Old road needs U-turn Harford Road Partnership sees plan for business area

In decline for years

Residents fear deterioration could spread to housing

March 16, 1997|By Robert Nusgart | Robert Nusgart,SUN REAL ESTATE EDITOR

Residents along a two-mile stretch of Harford Road, which for years has been in a downward spiral of urban blight, took a glimpse into the future of what could be done to revitalize their area and preserve property values.

Last Tuesday night at Morgan State University, the Harford Road Partnership (HARP) ended a weeklong master planning workshop for the revitalization of Harford Road south of the Hamilton Business district. Residents and business owners listened as Mike Watkins, senior designer at Duany Plater-Zyberk & Co., and Robert Gibbs, a retail consultant with the same firm, showed renderings of how the commercial strip could be rejuvenated and returned to the surrounding neighborhoods.

While residents of Arcadia, Beverly Hills, Lauraville, Morgan Park, Waltherson and Mayfield have kept their neighborhoods strong, they realize that the areas just beyond Harford Road were beginning to deteriorate. And it had become their greatest fear that the deterioration would creep into their tight-knit neighborhoods and destroy their value.

"You go through Beverly Hills and see the nice signage and median strip and the trees, it's just lovely," said Kathleen Kotarba, a 15-year resident of Arcadia and the city's executive director for Historical and Architectural Preservation.

"That gives you one impression, and then you look at Harford Road and that gives you another impression," she said. "In our neighborhoods the housing is absolutely consistent, but Harford Road right now does not present the best fashion of the area.
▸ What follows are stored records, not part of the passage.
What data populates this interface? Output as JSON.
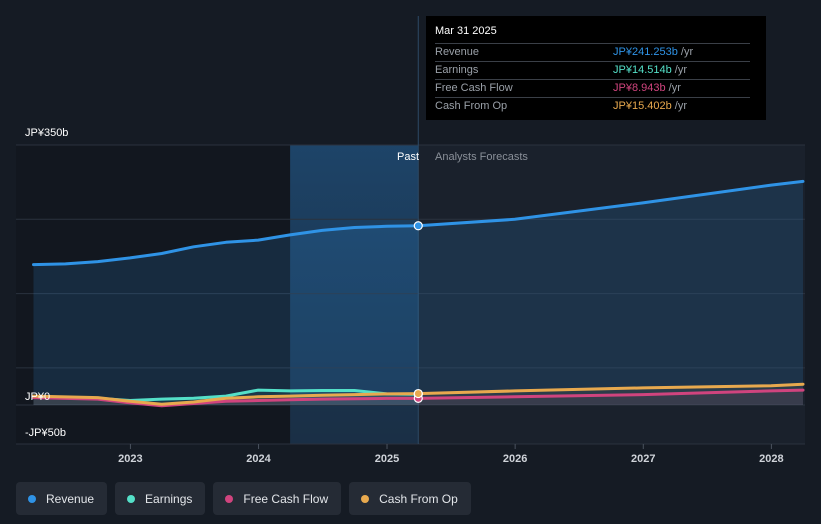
{
  "chart_data": {
    "type": "line",
    "y_axis_labels": [
      "JP¥350b",
      "JP¥0",
      "-JP¥50b"
    ],
    "ylim": [
      -50,
      350
    ],
    "x_ticks": [
      "2023",
      "2024",
      "2025",
      "2026",
      "2027",
      "2028"
    ],
    "divider_labels": {
      "past": "Past",
      "forecast": "Analysts Forecasts"
    },
    "series": [
      {
        "name": "Revenue",
        "color": "#2f93e6",
        "fill": true,
        "points": [
          [
            "2022-03-31",
            189
          ],
          [
            "2022-06-30",
            190
          ],
          [
            "2022-09-30",
            193
          ],
          [
            "2022-12-31",
            198
          ],
          [
            "2023-03-31",
            204
          ],
          [
            "2023-06-30",
            213
          ],
          [
            "2023-09-30",
            219
          ],
          [
            "2023-12-31",
            222
          ],
          [
            "2024-03-31",
            229
          ],
          [
            "2024-06-30",
            235
          ],
          [
            "2024-09-30",
            239
          ],
          [
            "2024-12-31",
            240.5
          ],
          [
            "2025-03-31",
            241.253
          ],
          [
            "2025-12-31",
            250
          ],
          [
            "2026-12-31",
            272
          ],
          [
            "2027-12-31",
            296
          ],
          [
            "2028-03-31",
            301
          ]
        ]
      },
      {
        "name": "Earnings",
        "color": "#54e0c8",
        "fill": false,
        "points": [
          [
            "2022-03-31",
            11
          ],
          [
            "2022-09-30",
            9
          ],
          [
            "2022-12-31",
            6
          ],
          [
            "2023-03-31",
            8
          ],
          [
            "2023-06-30",
            9
          ],
          [
            "2023-09-30",
            12
          ],
          [
            "2023-12-31",
            20
          ],
          [
            "2024-03-31",
            19
          ],
          [
            "2024-06-30",
            19.5
          ],
          [
            "2024-09-30",
            19.5
          ],
          [
            "2024-12-31",
            15
          ],
          [
            "2025-03-31",
            14.514
          ]
        ]
      },
      {
        "name": "Free Cash Flow",
        "color": "#d0447e",
        "fill": false,
        "points": [
          [
            "2022-03-31",
            10
          ],
          [
            "2022-09-30",
            8
          ],
          [
            "2022-12-31",
            3
          ],
          [
            "2023-03-31",
            -1
          ],
          [
            "2023-06-30",
            2
          ],
          [
            "2023-09-30",
            5
          ],
          [
            "2023-12-31",
            6
          ],
          [
            "2024-03-31",
            7
          ],
          [
            "2024-06-30",
            8
          ],
          [
            "2024-09-30",
            8.5
          ],
          [
            "2024-12-31",
            8.9
          ],
          [
            "2025-03-31",
            8.943
          ],
          [
            "2025-12-31",
            11
          ],
          [
            "2026-12-31",
            14
          ],
          [
            "2027-12-31",
            19
          ],
          [
            "2028-03-31",
            20
          ]
        ]
      },
      {
        "name": "Cash From Op",
        "color": "#e8a94e",
        "fill": false,
        "points": [
          [
            "2022-03-31",
            12
          ],
          [
            "2022-09-30",
            10
          ],
          [
            "2022-12-31",
            5
          ],
          [
            "2023-03-31",
            1
          ],
          [
            "2023-06-30",
            4
          ],
          [
            "2023-09-30",
            9
          ],
          [
            "2023-12-31",
            11
          ],
          [
            "2024-03-31",
            12
          ],
          [
            "2024-06-30",
            13
          ],
          [
            "2024-09-30",
            14
          ],
          [
            "2024-12-31",
            15
          ],
          [
            "2025-03-31",
            15.402
          ],
          [
            "2025-12-31",
            19
          ],
          [
            "2026-12-31",
            23
          ],
          [
            "2027-12-31",
            26
          ],
          [
            "2028-03-31",
            28
          ]
        ]
      }
    ],
    "x_range": [
      "2022-03-01",
      "2028-03-31"
    ],
    "past_shade_start": "2024-03-31",
    "divider_date": "2025-03-31"
  },
  "tooltip": {
    "date": "Mar 31 2025",
    "rows": [
      {
        "label": "Revenue",
        "value": "JP¥241.253b",
        "unit": " /yr",
        "color": "#2f93e6"
      },
      {
        "label": "Earnings",
        "value": "JP¥14.514b",
        "unit": " /yr",
        "color": "#54e0c8"
      },
      {
        "label": "Free Cash Flow",
        "value": "JP¥8.943b",
        "unit": " /yr",
        "color": "#d0447e"
      },
      {
        "label": "Cash From Op",
        "value": "JP¥15.402b",
        "unit": " /yr",
        "color": "#e8a94e"
      }
    ]
  },
  "legend": [
    {
      "label": "Revenue",
      "color": "#2f93e6"
    },
    {
      "label": "Earnings",
      "color": "#54e0c8"
    },
    {
      "label": "Free Cash Flow",
      "color": "#d0447e"
    },
    {
      "label": "Cash From Op",
      "color": "#e8a94e"
    }
  ]
}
"We're in that first ring of suburban development, even though we are in Baltimore City. I'd like to think our area as being involved in the grandest era of suburban development.

"Our front lawn is Herring Run Park," Kotarba said. "The housing is very sympathetically designed; the garages are where they should be. I'm very proud of our concrete-block garage, which is in the back of the house; it's not out on the street. The houses in this area have some of the best features of suburban living. The commercial part of that has been out of sync with that in recent years."

She had seen the decline of Harford Road for some years. She has watched as her neighbors took their dollars to Hamilton or Belvedere Square to shop. In fact, a study by Gibbs indicated that approximately $20 million a year is spent outside the community.

But that will soon change. Coming to the 4400 block is a 42,000-square-foot Safeway supermarket on the former site of a Mass Transit Administration bus barn. Following that will be a Rite Aid drug store and a Pep Boys auto store.

Residents were shown renderings of how redoing facades, adding sidewalks, planting shrubbery and removing billboards will enhance the area.

"There is a very unorganized mixture between business and residential," Gibbs said. "From a marketing point of view, it's a negative because it confuses the customer. Our plan recommends that the residential areas be identified as strongly landscaped and coded to look like residential area."

Watkins added that to enhance the area, houses along Harford Road, especially at the gateways, should be painted white. "We think it can be quite a striking entrance that lets people know right away that there's a residential neighborhood beyond," he said.

Once the retail area is revitalized, Kotarba says, the residents will come back to Harford Road and make it a model for the city.

"The neighborhoods are steady," she said. "We would like to have all the kinds of commercial uses there that we would all need. Obviously, as the commercial part of it gets stronger, the property values will go up."